Sheppard winced. "Been there, done that, lost the six months to prove it."

After a moment's close scrutiny of him, Nabu observed, "You were given the opportunity to Ascend, yet you chose not to take it."

The pilot's expression tensed almost imperceptibly, and Teyla did not require Nabu's telepathy to discern that this was uncomfortable territory. "Yeah, well, I don't think it would have lasted long. Unlike the Ancients, I tend to err on the side of action rather than inaction. Probably would have ended up banished some place-not that that would be anything new."

Ronon brought the conversation back. "So what exactly happened on Polrusso?"

"Atlas's machine terraformed worlds by installing the same program as is currently used; except to power the process it employed the planet's internal heat rather than ZPMs. More innovative was its use of a temporal field. While a planet still required approximately ten thousand years to be terraformed, by using the machine, from an outside observer's point of view only a week would have elapsed. Those living on the planet during terraforming would also be subject to the passage of ten thousand years."

"So let me get this straight," said the Colonel. "If Atlas had used the machine on Polrusso, people there could have evolved over the required millennia, while the rest of the galaxy aged only a week or so." His look turned thoughtful. "Cool. Instant Wraith repellant-just add water. Except, you know, don't add it right away."

Nabu picked up the exogenesis machine and examined the lights within, which had now turned a brilliant aquamarine. "While the experiment to breed a group of humans with special abilities might succeed, Atlas believed that this in no way mitigated the Wraith threat. For just as humans would evolve to accommodate the toxin, so too would the Wraith ultimately evolve to accommodate these changes in their food source. Consequently, he developed the program that Ea implemented here on Atlantis. Their intent, you see, was to prove to the Council that another galaxy could be prepared for settlement within a very short space of relative time, while this galaxy could be cleansed of the threat posed by the Wraith. In Ea's words, the Wraith were a mess of their own making, one they should clean up."
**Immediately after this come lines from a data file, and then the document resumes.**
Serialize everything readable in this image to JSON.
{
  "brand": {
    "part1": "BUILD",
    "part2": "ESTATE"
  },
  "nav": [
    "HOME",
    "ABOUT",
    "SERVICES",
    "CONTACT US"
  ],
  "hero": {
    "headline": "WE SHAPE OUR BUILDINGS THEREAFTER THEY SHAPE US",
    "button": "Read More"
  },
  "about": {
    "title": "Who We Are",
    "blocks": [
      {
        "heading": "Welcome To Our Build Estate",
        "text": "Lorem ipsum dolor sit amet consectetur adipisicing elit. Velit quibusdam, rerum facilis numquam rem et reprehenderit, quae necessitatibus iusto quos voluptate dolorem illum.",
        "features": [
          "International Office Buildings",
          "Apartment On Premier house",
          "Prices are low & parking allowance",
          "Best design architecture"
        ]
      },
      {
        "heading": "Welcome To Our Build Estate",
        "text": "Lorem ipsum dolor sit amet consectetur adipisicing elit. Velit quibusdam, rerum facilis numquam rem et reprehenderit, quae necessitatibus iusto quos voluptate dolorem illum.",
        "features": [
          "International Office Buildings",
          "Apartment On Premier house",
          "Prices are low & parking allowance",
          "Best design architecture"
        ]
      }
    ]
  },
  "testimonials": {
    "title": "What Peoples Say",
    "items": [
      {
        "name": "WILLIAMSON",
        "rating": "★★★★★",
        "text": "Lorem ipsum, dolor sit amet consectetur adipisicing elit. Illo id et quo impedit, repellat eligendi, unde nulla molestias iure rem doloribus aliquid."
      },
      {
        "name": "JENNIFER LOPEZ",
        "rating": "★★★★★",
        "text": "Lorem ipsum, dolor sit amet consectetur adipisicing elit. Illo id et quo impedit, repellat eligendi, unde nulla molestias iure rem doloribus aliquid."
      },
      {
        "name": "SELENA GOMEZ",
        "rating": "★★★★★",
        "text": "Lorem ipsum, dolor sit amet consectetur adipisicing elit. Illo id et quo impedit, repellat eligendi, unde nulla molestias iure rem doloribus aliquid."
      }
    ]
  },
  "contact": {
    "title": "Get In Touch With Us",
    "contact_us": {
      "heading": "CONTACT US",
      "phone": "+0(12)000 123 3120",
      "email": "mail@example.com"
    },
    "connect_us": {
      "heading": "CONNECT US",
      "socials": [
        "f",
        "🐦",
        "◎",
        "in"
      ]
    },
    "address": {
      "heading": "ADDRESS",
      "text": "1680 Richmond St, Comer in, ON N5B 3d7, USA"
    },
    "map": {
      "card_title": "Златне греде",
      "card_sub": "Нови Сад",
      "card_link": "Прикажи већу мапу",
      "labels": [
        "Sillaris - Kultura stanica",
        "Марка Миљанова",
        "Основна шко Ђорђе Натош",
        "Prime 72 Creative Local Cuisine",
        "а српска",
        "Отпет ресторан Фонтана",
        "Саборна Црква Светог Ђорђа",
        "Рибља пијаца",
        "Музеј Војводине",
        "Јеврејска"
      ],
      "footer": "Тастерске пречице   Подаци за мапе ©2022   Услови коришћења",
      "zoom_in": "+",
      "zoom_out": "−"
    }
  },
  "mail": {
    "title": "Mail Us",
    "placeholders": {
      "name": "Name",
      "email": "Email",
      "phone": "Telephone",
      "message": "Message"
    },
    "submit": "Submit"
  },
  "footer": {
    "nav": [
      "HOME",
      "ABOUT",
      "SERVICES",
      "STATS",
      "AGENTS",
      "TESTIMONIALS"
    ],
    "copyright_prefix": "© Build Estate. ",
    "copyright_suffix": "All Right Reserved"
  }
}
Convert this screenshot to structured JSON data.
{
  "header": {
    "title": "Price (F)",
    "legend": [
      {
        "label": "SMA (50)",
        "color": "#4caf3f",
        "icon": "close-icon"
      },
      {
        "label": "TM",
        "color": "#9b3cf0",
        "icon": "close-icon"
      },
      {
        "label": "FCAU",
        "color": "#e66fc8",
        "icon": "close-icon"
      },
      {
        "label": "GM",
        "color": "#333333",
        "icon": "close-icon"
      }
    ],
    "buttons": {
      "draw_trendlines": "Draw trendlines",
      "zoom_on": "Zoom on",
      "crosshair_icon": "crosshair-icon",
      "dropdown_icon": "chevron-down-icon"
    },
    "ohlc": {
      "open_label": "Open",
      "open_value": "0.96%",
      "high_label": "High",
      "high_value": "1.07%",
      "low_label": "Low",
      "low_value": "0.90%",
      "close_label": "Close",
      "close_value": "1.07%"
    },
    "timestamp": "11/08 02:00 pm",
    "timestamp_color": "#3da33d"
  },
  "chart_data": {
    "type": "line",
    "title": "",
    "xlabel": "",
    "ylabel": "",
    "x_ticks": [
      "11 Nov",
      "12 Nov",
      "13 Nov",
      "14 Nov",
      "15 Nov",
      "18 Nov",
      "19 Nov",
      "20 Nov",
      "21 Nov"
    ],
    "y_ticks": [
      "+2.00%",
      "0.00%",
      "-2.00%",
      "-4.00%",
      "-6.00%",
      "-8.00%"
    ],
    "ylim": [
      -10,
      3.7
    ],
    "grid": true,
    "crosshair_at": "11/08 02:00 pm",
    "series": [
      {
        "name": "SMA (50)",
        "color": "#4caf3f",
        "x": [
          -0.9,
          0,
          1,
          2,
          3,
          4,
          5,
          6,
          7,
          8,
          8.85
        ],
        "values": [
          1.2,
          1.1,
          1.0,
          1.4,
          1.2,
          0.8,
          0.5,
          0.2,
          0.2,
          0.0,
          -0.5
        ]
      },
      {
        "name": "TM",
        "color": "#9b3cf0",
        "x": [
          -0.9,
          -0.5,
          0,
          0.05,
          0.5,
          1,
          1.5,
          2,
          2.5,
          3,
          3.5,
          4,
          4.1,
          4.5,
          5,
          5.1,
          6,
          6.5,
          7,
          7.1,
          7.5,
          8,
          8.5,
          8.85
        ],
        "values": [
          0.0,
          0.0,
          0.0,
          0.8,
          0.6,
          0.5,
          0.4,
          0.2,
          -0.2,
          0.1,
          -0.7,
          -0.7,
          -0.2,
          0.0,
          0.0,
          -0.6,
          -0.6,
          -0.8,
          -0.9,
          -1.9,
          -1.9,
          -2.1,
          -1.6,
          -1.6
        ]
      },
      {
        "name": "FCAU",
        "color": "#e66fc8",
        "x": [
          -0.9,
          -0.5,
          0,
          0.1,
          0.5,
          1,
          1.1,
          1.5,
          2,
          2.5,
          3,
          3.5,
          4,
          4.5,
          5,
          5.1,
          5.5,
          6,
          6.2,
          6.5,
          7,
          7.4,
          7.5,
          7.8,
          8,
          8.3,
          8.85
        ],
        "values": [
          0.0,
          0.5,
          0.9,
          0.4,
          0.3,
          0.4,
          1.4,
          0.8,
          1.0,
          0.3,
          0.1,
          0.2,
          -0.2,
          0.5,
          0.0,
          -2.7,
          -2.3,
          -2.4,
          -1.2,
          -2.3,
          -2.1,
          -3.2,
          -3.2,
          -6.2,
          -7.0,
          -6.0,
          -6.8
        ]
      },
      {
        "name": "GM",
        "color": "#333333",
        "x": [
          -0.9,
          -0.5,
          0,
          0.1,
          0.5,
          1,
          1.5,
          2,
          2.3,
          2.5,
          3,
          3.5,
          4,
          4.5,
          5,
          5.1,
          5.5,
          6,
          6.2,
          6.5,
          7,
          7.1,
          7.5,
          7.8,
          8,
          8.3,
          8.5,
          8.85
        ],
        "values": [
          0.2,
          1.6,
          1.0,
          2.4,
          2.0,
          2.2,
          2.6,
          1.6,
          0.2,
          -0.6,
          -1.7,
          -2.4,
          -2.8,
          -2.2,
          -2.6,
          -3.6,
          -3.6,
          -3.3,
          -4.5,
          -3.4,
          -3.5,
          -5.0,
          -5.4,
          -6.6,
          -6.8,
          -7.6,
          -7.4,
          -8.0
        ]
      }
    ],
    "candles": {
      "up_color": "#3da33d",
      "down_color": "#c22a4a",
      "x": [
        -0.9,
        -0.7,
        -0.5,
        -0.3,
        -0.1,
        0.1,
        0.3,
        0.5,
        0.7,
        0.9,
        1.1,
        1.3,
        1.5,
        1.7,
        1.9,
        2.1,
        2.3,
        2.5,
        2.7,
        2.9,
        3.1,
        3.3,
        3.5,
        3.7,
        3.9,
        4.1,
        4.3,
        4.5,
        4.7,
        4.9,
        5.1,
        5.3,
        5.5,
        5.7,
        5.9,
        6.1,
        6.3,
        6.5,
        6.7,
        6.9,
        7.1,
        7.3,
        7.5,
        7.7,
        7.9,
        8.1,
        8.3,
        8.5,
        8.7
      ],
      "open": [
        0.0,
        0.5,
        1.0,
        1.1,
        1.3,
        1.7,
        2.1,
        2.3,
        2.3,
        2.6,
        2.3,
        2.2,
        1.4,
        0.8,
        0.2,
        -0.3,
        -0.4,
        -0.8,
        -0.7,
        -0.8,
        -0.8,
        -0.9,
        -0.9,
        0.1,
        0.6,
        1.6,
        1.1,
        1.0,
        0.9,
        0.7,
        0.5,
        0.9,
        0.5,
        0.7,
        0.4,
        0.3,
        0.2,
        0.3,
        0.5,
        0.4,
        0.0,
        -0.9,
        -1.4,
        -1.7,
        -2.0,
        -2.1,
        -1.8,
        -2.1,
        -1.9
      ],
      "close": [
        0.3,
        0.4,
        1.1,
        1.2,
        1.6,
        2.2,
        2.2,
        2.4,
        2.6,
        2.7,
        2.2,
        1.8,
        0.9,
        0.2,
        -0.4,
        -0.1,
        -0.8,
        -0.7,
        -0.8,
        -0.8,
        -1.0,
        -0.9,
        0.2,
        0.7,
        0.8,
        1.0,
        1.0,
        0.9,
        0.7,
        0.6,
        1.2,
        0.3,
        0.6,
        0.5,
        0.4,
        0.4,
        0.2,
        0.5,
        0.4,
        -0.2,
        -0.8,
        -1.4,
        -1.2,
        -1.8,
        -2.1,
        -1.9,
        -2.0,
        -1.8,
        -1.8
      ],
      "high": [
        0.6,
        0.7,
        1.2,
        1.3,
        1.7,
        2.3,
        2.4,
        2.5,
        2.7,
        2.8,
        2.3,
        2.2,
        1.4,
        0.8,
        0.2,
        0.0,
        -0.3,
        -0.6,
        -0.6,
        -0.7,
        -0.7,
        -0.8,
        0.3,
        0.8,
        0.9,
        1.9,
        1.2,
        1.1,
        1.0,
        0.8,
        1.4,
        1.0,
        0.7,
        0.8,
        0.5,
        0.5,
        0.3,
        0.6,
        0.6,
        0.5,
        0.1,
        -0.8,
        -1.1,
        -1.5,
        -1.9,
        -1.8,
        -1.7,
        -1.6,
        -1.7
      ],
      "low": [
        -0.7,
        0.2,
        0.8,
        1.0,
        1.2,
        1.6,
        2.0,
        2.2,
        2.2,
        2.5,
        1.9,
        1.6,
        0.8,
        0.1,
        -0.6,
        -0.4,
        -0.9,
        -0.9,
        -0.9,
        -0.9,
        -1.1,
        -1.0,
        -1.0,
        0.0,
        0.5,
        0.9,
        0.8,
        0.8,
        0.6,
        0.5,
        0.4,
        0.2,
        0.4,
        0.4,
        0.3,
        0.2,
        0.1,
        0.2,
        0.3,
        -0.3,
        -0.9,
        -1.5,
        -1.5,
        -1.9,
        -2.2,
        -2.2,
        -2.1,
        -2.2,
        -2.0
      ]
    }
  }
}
"How charitable," Rodney muttered. "Let's not worry about everyone else living in the galaxy at the time."

"Do not judge Ea too harshly. Both she and Atlas believed that it was better to sever a diseased limb rather than allow it to infect the entire universe. Before they could implement this plan on Polrusso, however, the Wraith arrived through the Stargate in great numbers, cutting off their access to the laboratory. During the many days the attack lasted, hundreds were killed, including Atlas and Ea's son. Those who survived had been badly injured, but they were able to heal themselves and each other. Eventually, they fought their way back into the laboratory and fled by jumpers to an orbiting ship. Ea left with the first group, while Atlas, determined to initiate the exogenesis machine, remained. The hologram records do not show what happened next, but it is not difficult to guess. The final image shows a technician helping Atlas, barely alive, staggering into the last jumper, with only one exogenesis machine in hand. After viewing the records, I searched for the second machine, the one you see here, and located it a short distance away."

"Atlas was unable to trigger the device," Teyla deduced, "but he allowed Ea to believe otherwise."